Magnus Bagger (Now: Sten Hansen)
|Born||January 20, 1967|
|Criminal penalty||Seven years in prison|
Stein Bagger (born January 20, 1967) is a Danish convicted criminal, former entrepreneur, former CEO of IT Factory. Before bankruptcy of IT Factory and a subsequent fraud scandal, he was named "Danish Entrepreneur of the Year" by Ernst & Young, and his company was named "Denmark's best IT company" two years in a row by the magazine Computerworld. On the 11 June 2009, Stein Bagger was sentenced to a seven-year prison sentence. He was released on license on 24 March 2014, having served approximately 5 years of his sentence.
Disappearance and charges
Bagger disappeared on 27 November 2008, while on a trip to Dubai with his wife and business colleagues. On 1 December, information emerged indicating that IT Factory's revenue had been artificially inflated and a leasing scam had defrauded banks and private investors for over 875 million Danish kroner (186 million US dollars), making this the biggest financial fraud case in Denmark in recent decades. As a result, Bagger was charged with fraud and forgery, and a warrant for his arrest was put out by Interpol.
Stein Bagger claimed that he had several academic degrees, including an MBA and a PhD in International Business from "San Francisco Technical University". No such university exists. After reporters inquired about the alleged degrees, Bagger hired an American actress to impersonate an official of the fake university, to "verify" his degrees.

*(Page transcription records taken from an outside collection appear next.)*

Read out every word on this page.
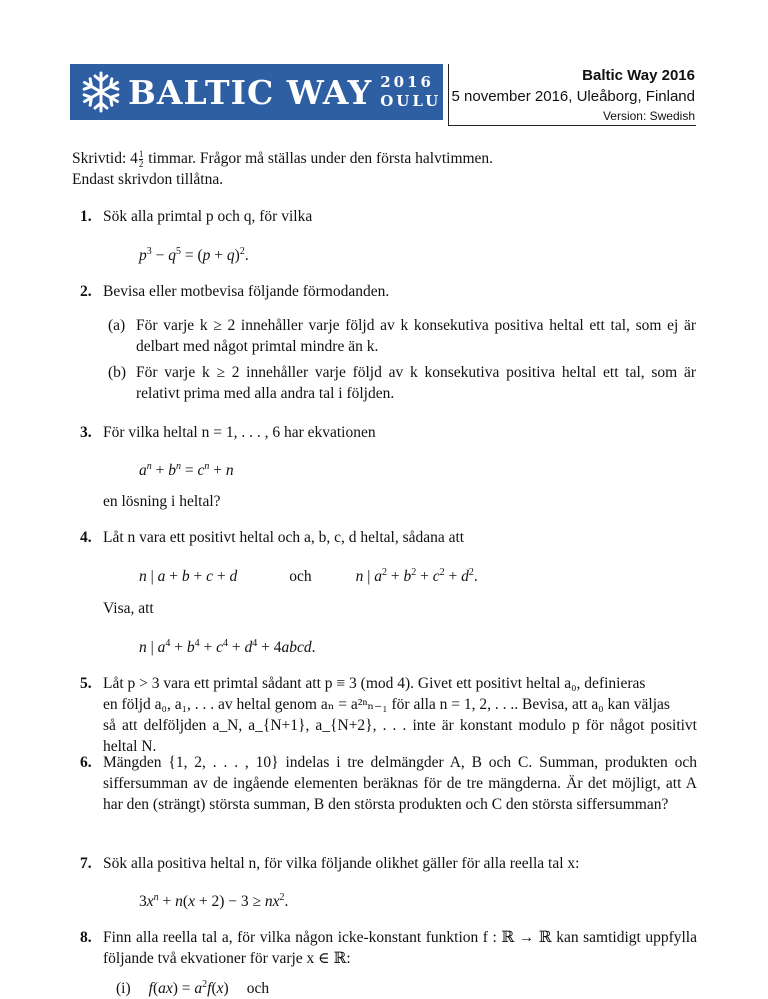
BALTIC WAY 2016
OULU
Baltic Way 2016
5 november 2016, Uleåborg, Finland
Version: Swedish
Skrivtid: $4 \frac{1}{2}$ timmar. Frågor må ställas under den första halvtimmen.
Endast skrivdon tillåtna.
1. Sök alla primtal p och q, för vilka
$p^3 - q^5 = (p + q)^2$.
2. Bevisa eller motbevisa följande förmodanden.
(a) För varje k ≥ 2 innehåller varje följd av k konsekutiva positiva heltal ett tal, som ej är delbart med något primtal mindre än k.
(b) För varje k ≥ 2 innehåller varje följd av k konsekutiva positiva heltal ett tal, som är relativt prima med alla andra tal i följden.
3. För vilka heltal n = 1, . . . , 6 har ekvationen
$a^n + b^n = c^n + n$
en lösning i heltal?
4. Låt n vara ett positivt heltal och a, b, c, d heltal, sådana att
n | a + b + c + d	och	n | $a^2 + b^2 + c^2 + d^2$.
Visa, att
n | $a^4 + b^4 + c^4 + d^4$ + 4abcd.
5. Låt p > 3 vara ett primtal sådant att p ≡ 3 (mod 4). Givet ett positivt heltal a₀, definieras
en följd a₀, a₁, . . . av heltal genom aₙ = a²ⁿₙ₋₁ för alla n = 1, 2, . . .. Bevisa, att a₀ kan väljas
så att delföljden a_N, a_{N+1}, a_{N+2}, . . . inte är konstant modulo p för något positivt heltal N.
6. Mängden {1, 2, . . . , 10} indelas i tre delmängder A, B och C. Summan, produkten och siffersumman av de ingående elementen beräknas för de tre mängderna. Är det möjligt, att A har den (strängt) största summan, B den största produkten och C den största siffersumman?
7. Sök alla positiva heltal n, för vilka följande olikhet gäller för alla reella tal x:
$3x^n + n(x + 2) - 3 \ge nx^2$.
8. Finn alla reella tal a, för vilka någon icke-konstant funktion f : ℝ → ℝ kan samtidigt uppfylla följande två ekvationer för varje x ∈ ℝ:
(i) $f(ax) = a^2f(x)$ och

Re-emergence and incarceration
Stein Bagger turned himself in to US police in downtown Los Angeles at approximately 21:00 GMT on 6 December 2008. Bagger had reportedly left Dubai on a plane destined for New York where he borrowed a car from a Swedish friend, Mikael Ljungman, before making a cross-country trip to Los Angeles. According to statements posted by him on his family's blog (and later repeated in an interview and apparently in court), he had allegedly been a victim of systematic extortion and threats towards his family, forcing him to take fraudulent steps in order to raise revenue to secure his family. However, many critics doubt the veracity of those statements. Bagger was held in US custody until his extradition to Danish legal authorities. On December 16, he was extradited to Denmark and jailed pending further investigations.
Nature of scam
Investigations revealed that Bagger employed a duping scheme by forging large sales orders creating fictional revenue. In the scheme, real and fictional overseas "partner" companies sold non-existent large hardware and software bundles (such as a complete $10 million hosting center) to IT Factory, IT Factory then obtained leasing contracts financing the fake purchases. About half the leasing funded money paid to the partner was spent on purchases of software from IT Factory, thus inflating company earnings. The leasing contracts were not considered debts under the accounting standards used, so IT Factory looked lucrative on paper, and because the leased goods were fictional, each "partner" was left with about half the price as personal profit. Since each fraudulent transaction was for such a large amount, only a relatively small number of fake documents would be needed to pull off the $200 million scam.